One particular artist struck my eye during a trip to Cuba this past May for the Havana Biennial - Arlés del Rio. His installation, La necesidad de otros aires (The need of other airs), was one of most engaging and powerful in Zona Franca, a main exhibition site of the Biennial, and is now being featured in Nuevos Colores.

As I walked into the Morro Castile, the old Spanish fortress on the cliff above the mouth of Havana Harbor - a former prison turned exhibition space - a rainbow of long snorkels filled an entire room's ceiling like colorful straws that extended down, the mouthpieces just beyond my grasp. Enticing but unattainable, this work immediately resonates.

La necesidad de otros aires by Arlés del Rio. Image courtesy of the artist.

Robert Miller Gallery describes the work as "initiating an experience of the physical and psychological boundaries that surround the island of Cuba." Arlés first exhibited Fly away -- a chain-link fence with the contours of an airplane left where it might have burst through -- in the 2011 Havana Biennial. Addressing a similar theme, the universal message is clear. Existentially, we all wish to be free. Whether politically, creatively, in our hearts or in our souls, we have all felt that longing, to be able to express oneself and explore - to breathe other airs.

Fly away by Arlés del Rio. Image courtesy of the artist.

On my way to Arlés' studio, driving down the Malécon in a vintage Ford convertible, it was easy to get caught up in the nostalgia of all the old cars from the 50s. The shiny ones full of tourists, hooting and hollering as their drivers honked their horns in a colorful procession, a heavy contrast to the deteriorating buildings, the piles of rubble one must navigate throughout Havana, and the way the average Cuban lives.

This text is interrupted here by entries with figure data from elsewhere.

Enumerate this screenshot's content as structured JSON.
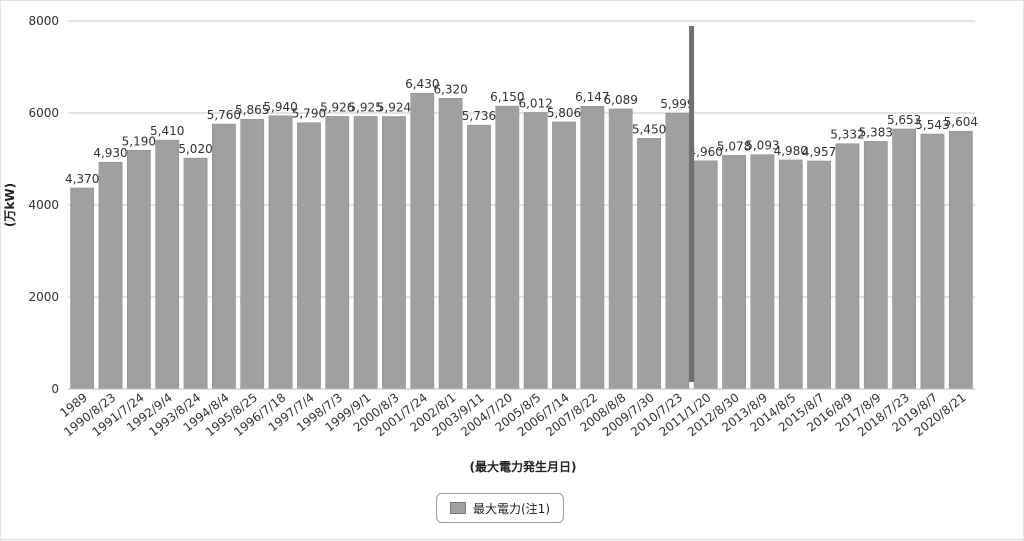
{
  "chart_data": {
    "type": "bar",
    "xlabel": "(最大電力発生月日)",
    "ylabel": "(万kW)",
    "ylim": [
      0,
      8000
    ],
    "y_ticks": [
      0,
      2000,
      4000,
      6000,
      8000
    ],
    "grid": true,
    "legend_position": "bottom-center",
    "categories": [
      "1989",
      "1990/8/23",
      "1991/7/24",
      "1992/9/4",
      "1993/8/24",
      "1994/8/4",
      "1995/8/25",
      "1996/7/18",
      "1997/7/4",
      "1998/7/3",
      "1999/9/1",
      "2000/8/3",
      "2001/7/24",
      "2002/8/1",
      "2003/9/11",
      "2004/7/20",
      "2005/8/5",
      "2006/7/14",
      "2007/8/22",
      "2008/8/8",
      "2009/7/30",
      "2010/7/23",
      "2011/1/20",
      "2012/8/30",
      "2013/8/9",
      "2014/8/5",
      "2015/8/7",
      "2016/8/9",
      "2017/8/9",
      "2018/7/23",
      "2019/8/7",
      "2020/8/21"
    ],
    "series": [
      {
        "name": "最大電力(注1)",
        "values": [
          4370,
          4930,
          5190,
          5410,
          5020,
          5760,
          5865,
          5940,
          5790,
          5926,
          5925,
          5924,
          6430,
          6320,
          5736,
          6150,
          6012,
          5806,
          6147,
          6089,
          5450,
          5999,
          4960,
          5078,
          5093,
          4980,
          4957,
          5332,
          5383,
          5653,
          5543,
          5604
        ],
        "labels": [
          "4,370",
          "4,930",
          "5,190",
          "5,410",
          "5,020",
          "5,760",
          "5,865",
          "5,940",
          "5,790",
          "5,926",
          "5,925",
          "5,924",
          "6,430",
          "6,320",
          "5,736",
          "6,150",
          "6,012",
          "5,806",
          "6,147",
          "6,089",
          "5,450",
          "5,999",
          "4,960",
          "5,078",
          "5,093",
          "4,980",
          "4,957",
          "5,332",
          "5,383",
          "5,653",
          "5,543",
          "5,604"
        ]
      }
    ],
    "colors": {
      "bar": "#a0a0a0",
      "bar_edge": "#8a8a8a",
      "divider": "#6f6f6f",
      "grid": "#c8c8c8"
    },
    "divider_after_category": "2010/7/23"
  }
}
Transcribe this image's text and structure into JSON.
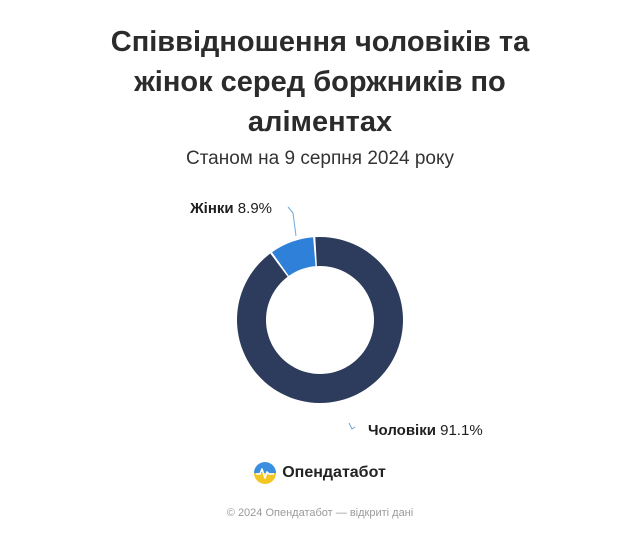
{
  "title_lines": [
    "Співвідношення чоловіків та",
    "жінок серед боржників по",
    "аліментах"
  ],
  "subtitle": "Станом на 9 серпня 2024 року",
  "chart_data": {
    "type": "pie",
    "style": "donut",
    "slices": [
      {
        "label": "Жінки",
        "value": 8.9,
        "value_text": "8.9%",
        "color": "#2f80d9"
      },
      {
        "label": "Чоловіки",
        "value": 91.1,
        "value_text": "91.1%",
        "color": "#2d3b5c"
      }
    ]
  },
  "brand": {
    "name": "Опендатабот",
    "icon": "opendatabot-logo-icon"
  },
  "footer": "© 2024 Опендатабот — відкриті дані"
}
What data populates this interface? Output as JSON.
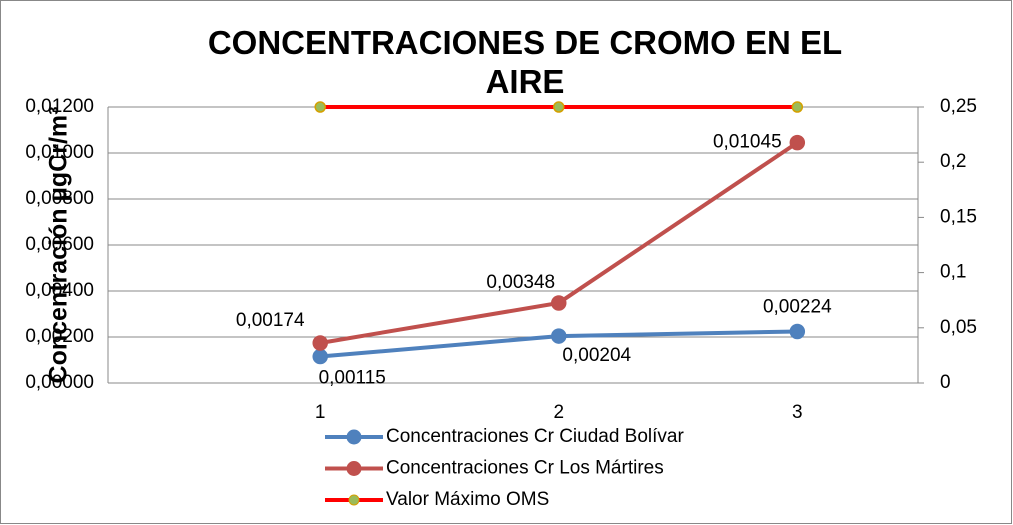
{
  "chart_data": {
    "type": "line",
    "title": "CONCENTRACIONES DE CROMO EN EL AIRE",
    "y_label": "Concentración µgCr/m³",
    "categories": [
      "1",
      "2",
      "3"
    ],
    "ylim": [
      0,
      0.012
    ],
    "yticks": [
      {
        "value": 0,
        "label": "0,00000"
      },
      {
        "value": 0.002,
        "label": "0,00200"
      },
      {
        "value": 0.004,
        "label": "0,00400"
      },
      {
        "value": 0.006,
        "label": "0,00600"
      },
      {
        "value": 0.008,
        "label": "0,00800"
      },
      {
        "value": 0.01,
        "label": "0,01000"
      },
      {
        "value": 0.012,
        "label": "0,01200"
      }
    ],
    "y2lim": [
      0,
      0.25
    ],
    "y2ticks": [
      0,
      {
        "value": 0.05,
        "label": "0,05"
      },
      {
        "value": 0.1,
        "label": "0,1"
      },
      {
        "value": 0.15,
        "label": "0,15"
      },
      {
        "value": 0.2,
        "label": "0,2"
      },
      {
        "value": 0.25,
        "label": "0,25"
      }
    ],
    "grid": true,
    "legend": "bottom",
    "series": [
      {
        "name": "Concentraciones Cr Ciudad Bolívar",
        "color": "#4f81bd",
        "marker_color": "#4f81bd",
        "values": [
          0.00115,
          0.00204,
          0.00224
        ],
        "value_labels": [
          "0,00115",
          "0,00204",
          "0,00224"
        ]
      },
      {
        "name": "Concentraciones Cr Los Mártires",
        "color": "#c0504d",
        "marker_color": "#c0504d",
        "values": [
          0.00174,
          0.00348,
          0.01045
        ],
        "value_labels": [
          "0,00174",
          "0,00348",
          "0,01045"
        ]
      },
      {
        "name": "Valor Máximo OMS",
        "color": "#ff0000",
        "marker_color": "#9bbb59",
        "axis": "y2",
        "values": [
          0.25,
          0.25,
          0.25
        ]
      }
    ]
  }
}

Arlés' work is direct and speaks to the people. This was evident in Resaca (Undertow) - the beach he created along the Malécon, the main road that borders the city along the Gulf of Mexico. During the Biennial, a near mile-long stretch was dedicated to art installations, and while you might have expected there to be a natural beach bordering this road, instead there is a sea wall pounded by waves.

Arlés' beach was full of sand, lounge chairs and cabanas - a place to escape the struggles of city life, reflect and even play. Due to antiquated transportation services, the average Cuban living in central and old Havana, the neighborhoods that also border this stretch of the Malécon, must endure a cumbersome journey to get to the nearest beach. Covered over by the sand, the sea wall was no longer visible and a new horizon was created. If only for a short interlude.

I keep thinking about the Sinatra song from the 1950s I heard all over Havana - My Way. There is an incredible energy there and a desire to interact with the US, but on their own terms. Arlés is one to watch as Cuba and America open up, and we become more acquainted with one another.

Resaca by Arlés del Rio. Image courtesy of the artist.